Он встал. Начал было беспечно насвистывать, но тут же, поморщившись, бросил. Осмотрев себя, обнаружил, что документы при нем, а вот капитал, сохранявшийся в крупных кредитных билетах поближе к сердцу, – и впрямь отсутствует. Ну, что на это скажешь? Руки-ноги в порядке, и голова, хотя и стиснута горячим тонким обручем боли, – вроде тоже. Денег по-прежнему было удивительным образом не жаль. Ну – почти… Наверно, он так и не успел толком прочувствовать, что они у него есть.
Он шагнул вперед – к солнечному просвету меж стволов. Там оказались лохматые кусты, мягко светящаяся вода, серая пустошь за озером, поросшая кривыми березками. И – дорога. Серж остановился на обочине, глядя на повозку, осевшую на один бок. Сейчас она больше была похожа на неуклюжую груду плотницкого материала, чем на транспортное средство.

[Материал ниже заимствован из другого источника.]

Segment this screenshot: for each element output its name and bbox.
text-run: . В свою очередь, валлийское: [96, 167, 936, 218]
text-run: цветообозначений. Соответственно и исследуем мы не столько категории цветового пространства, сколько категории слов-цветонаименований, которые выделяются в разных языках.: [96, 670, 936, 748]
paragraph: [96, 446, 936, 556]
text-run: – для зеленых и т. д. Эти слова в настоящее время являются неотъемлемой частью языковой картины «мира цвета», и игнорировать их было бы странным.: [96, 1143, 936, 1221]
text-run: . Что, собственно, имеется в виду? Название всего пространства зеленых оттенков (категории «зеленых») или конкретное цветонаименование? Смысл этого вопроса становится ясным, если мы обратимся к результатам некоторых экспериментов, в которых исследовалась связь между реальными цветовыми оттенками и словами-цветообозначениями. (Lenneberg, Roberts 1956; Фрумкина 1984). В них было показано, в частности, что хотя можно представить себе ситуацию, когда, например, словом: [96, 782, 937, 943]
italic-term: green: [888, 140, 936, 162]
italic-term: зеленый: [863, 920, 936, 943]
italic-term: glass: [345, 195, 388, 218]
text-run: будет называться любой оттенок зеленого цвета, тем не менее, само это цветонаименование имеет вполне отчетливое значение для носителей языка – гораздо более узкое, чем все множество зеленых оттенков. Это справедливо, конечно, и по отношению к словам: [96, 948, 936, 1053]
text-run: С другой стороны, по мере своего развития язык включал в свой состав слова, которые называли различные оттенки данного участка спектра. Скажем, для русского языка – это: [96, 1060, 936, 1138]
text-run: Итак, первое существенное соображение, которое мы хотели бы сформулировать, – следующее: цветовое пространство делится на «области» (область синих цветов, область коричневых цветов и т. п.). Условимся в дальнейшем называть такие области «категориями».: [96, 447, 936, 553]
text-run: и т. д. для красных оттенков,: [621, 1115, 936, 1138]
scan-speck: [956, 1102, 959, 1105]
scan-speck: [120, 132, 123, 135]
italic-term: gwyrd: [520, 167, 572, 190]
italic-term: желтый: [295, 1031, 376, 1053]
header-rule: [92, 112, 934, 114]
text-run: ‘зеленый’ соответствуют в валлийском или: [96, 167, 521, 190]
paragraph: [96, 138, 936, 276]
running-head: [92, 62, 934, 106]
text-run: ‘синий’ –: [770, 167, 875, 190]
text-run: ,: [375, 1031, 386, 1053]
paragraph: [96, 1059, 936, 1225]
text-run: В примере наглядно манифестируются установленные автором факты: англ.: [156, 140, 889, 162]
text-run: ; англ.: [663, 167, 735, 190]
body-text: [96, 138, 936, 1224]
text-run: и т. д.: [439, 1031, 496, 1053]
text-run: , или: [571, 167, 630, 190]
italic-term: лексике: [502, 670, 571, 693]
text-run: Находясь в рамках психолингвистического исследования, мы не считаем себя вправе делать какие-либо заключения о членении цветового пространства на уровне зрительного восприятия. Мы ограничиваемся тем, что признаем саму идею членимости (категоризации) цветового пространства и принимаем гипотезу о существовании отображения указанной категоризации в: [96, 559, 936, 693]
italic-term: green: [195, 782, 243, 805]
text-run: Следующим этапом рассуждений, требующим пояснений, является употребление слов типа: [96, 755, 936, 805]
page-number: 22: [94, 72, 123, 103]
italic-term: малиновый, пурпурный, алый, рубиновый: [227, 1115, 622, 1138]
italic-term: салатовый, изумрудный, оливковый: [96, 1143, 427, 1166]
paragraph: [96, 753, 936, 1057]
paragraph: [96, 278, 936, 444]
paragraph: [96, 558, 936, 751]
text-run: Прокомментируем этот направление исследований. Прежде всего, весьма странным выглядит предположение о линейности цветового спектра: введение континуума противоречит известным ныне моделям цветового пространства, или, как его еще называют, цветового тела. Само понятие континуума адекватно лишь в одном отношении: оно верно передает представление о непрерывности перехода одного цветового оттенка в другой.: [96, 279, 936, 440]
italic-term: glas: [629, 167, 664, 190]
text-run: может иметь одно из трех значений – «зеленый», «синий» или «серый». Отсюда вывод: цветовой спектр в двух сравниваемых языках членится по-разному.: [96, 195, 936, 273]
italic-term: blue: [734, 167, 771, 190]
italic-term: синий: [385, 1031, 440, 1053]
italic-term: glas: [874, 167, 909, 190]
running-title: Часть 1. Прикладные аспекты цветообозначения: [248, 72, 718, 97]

Помедлив, он обошел ее вокруг, потом вернулся в лес… И там нашел наконец три тела.
Первым был кучер, вторым – казак-охранник. Где же еще один казак, машинально подумал Серж, с трудом отводя взгляд от трупа. В памяти что-то мелькнуло… А Никанор? Никанор-то где? Сбежал и по тайге шляется? Этот тип и с разбойниками может утечь – что ему! Сержу почему-то казалось, что это важно: выяснить, где Никанор, – и он отвлекся от мыслей о нем только тогда, когда, пройдя еще шагов десять, наткнулся на тело горного инженера.
Мальчишка лежал, вытянув руки, лицом вниз. Серж молча стоял и смотрел на него… Наклониться, дотронуться, тем более перевернуть – да ни за что!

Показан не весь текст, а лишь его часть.